If you have a set of commonly-queried aggregates, it might be best to create an aggregate table that is maintained by triggers (or an observer pattern tied to your OR/M).
Example: say you're writing an accounting system. You keep all the debits and credits in a General Ledger table (GL). Such a table can quickly accumulate tens of millions of rows in a busy organization. To find the balance of a particular account on the balance sheet as of a given day, you would normally have to calculate the sum of all debits and credits to that account up to that date, a calculation that could take several seconds even with a properly indexed table. Calculating all figures of a balance sheet could take minutes.
Instead, you could define an account_balance table. For each account and dates or date ranges of interest (usually each month's end), you maintain a balance figure by using a trigger on the GL table to update balances by adding each delta individually to all applicable balances. This spreads the cost of aggregating these figures over each individual persistence to the database, which will likely reduce it to a negligible performance hit when saving, and will decrease the cost of getting the data from a massive linear operation to a near-constant one.
For that data volume you shouldn't have to move off Postgres.
I'd look to tuning first - 10-15 minutes seems pretty excessive for 'a few million rows'. This ought to be just a few seconds. Note that the out-of-the box config settings for Postgres don't (or at least didn't) allocate much disk buffer memory. You might look at that also.
More complex solutions involve implementing some sort of data mart or an OLAP front-end such as Mondrian over the database. The latter does pre-calculate aggregates and caches them.
If you have a set of common aggregates you can calculate it before hand (like, well, once a week) in a separate table and/or columns and users get it fast.
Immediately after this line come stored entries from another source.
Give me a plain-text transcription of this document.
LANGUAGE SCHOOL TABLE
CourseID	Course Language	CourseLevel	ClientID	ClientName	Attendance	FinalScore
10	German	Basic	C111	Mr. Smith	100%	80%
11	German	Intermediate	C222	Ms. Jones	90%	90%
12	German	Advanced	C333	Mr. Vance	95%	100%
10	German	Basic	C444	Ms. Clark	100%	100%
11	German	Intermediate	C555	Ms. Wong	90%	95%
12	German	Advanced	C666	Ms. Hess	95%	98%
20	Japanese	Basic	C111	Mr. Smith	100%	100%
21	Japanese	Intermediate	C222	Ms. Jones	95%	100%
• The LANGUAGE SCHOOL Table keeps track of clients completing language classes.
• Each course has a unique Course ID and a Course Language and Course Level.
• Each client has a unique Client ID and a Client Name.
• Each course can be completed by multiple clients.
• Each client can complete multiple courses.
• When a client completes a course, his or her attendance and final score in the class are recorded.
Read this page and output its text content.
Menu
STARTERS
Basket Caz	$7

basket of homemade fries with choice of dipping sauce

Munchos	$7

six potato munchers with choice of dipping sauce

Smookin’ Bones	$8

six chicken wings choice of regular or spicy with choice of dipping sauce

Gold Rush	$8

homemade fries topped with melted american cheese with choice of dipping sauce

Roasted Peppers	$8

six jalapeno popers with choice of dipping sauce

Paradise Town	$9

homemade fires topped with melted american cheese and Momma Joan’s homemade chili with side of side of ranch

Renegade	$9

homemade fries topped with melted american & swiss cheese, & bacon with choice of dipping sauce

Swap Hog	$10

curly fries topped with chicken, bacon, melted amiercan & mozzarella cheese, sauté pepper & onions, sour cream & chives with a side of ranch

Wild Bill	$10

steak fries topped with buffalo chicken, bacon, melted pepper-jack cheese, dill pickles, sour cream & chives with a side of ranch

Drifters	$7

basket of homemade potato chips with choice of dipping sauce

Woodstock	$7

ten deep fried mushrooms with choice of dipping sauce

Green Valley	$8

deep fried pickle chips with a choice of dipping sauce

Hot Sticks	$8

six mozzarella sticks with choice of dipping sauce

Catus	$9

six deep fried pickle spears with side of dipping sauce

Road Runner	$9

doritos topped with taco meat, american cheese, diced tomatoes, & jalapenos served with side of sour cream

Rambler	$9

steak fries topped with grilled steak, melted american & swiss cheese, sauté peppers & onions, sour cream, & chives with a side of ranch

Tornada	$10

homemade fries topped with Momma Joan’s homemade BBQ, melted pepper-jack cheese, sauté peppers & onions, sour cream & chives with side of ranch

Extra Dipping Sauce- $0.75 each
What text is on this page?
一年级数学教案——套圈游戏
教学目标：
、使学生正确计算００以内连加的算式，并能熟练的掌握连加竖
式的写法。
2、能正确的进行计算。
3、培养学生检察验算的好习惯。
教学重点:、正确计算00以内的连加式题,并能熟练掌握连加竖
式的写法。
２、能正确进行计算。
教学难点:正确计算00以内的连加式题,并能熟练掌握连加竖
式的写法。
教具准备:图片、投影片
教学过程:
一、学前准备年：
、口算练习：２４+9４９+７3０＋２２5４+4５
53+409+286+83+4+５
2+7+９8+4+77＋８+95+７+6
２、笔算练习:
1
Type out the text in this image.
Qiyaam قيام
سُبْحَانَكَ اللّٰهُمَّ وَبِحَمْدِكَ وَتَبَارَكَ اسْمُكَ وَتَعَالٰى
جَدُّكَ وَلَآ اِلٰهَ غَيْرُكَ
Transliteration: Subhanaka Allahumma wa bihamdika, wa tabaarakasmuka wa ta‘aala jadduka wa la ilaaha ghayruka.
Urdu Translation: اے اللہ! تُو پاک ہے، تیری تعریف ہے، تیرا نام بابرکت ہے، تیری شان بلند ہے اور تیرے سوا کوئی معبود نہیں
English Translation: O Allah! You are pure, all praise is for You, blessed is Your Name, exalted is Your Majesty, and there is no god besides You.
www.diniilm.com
But I'd seeking the tuning way too - revise your indexing strategy. As your database is read only, you don't need to worry about index updating overhead.
Revise your database configuration, maybe you can squeeze some performance of it - normally default configurations are targeted to easy the life of first-time users and become short-sighted fastly with large databases.
Maybe even some denormalization can speed up things after you revised your indexing and database configuration - and falls in the situation that you need even more performance, but try it as a last resort.
Oracle supports a concept called Query Rewrite. The idea is this:
When you want a lookup (WHERE ID = val) to go faster, you add an index. You don't have to tell the optimizer to use the index - it just does. You don't have to change the query to read FROM the index... you hit the same table as you always did but now instead of reading every block in the table, it reads a few index blocks and knows where to go in the table.
Imagine if you could add something like that for aggregation. Something that the optimizer would just 'use' without being told to change. Let's say you have a table called DAILY_SALES for the last ten years. Some sales managers want monthly sales, some want quarterly, some want yearly.
You could maintain a bunch of extra tables that hold those aggregations and then you'd tell the users to change their query to use a different table. In Oracle, you'd build those as materialized views. You do no work except defining the MV and an MV Log on the source table. Then if a user queries DAILY_SALES for a sum by month, ORACLE will change your query to use an appropriate level of aggregation. The key is WITHOUT changing the query at all.
Maybe other DB's support that... but this is clearly what you are looking for.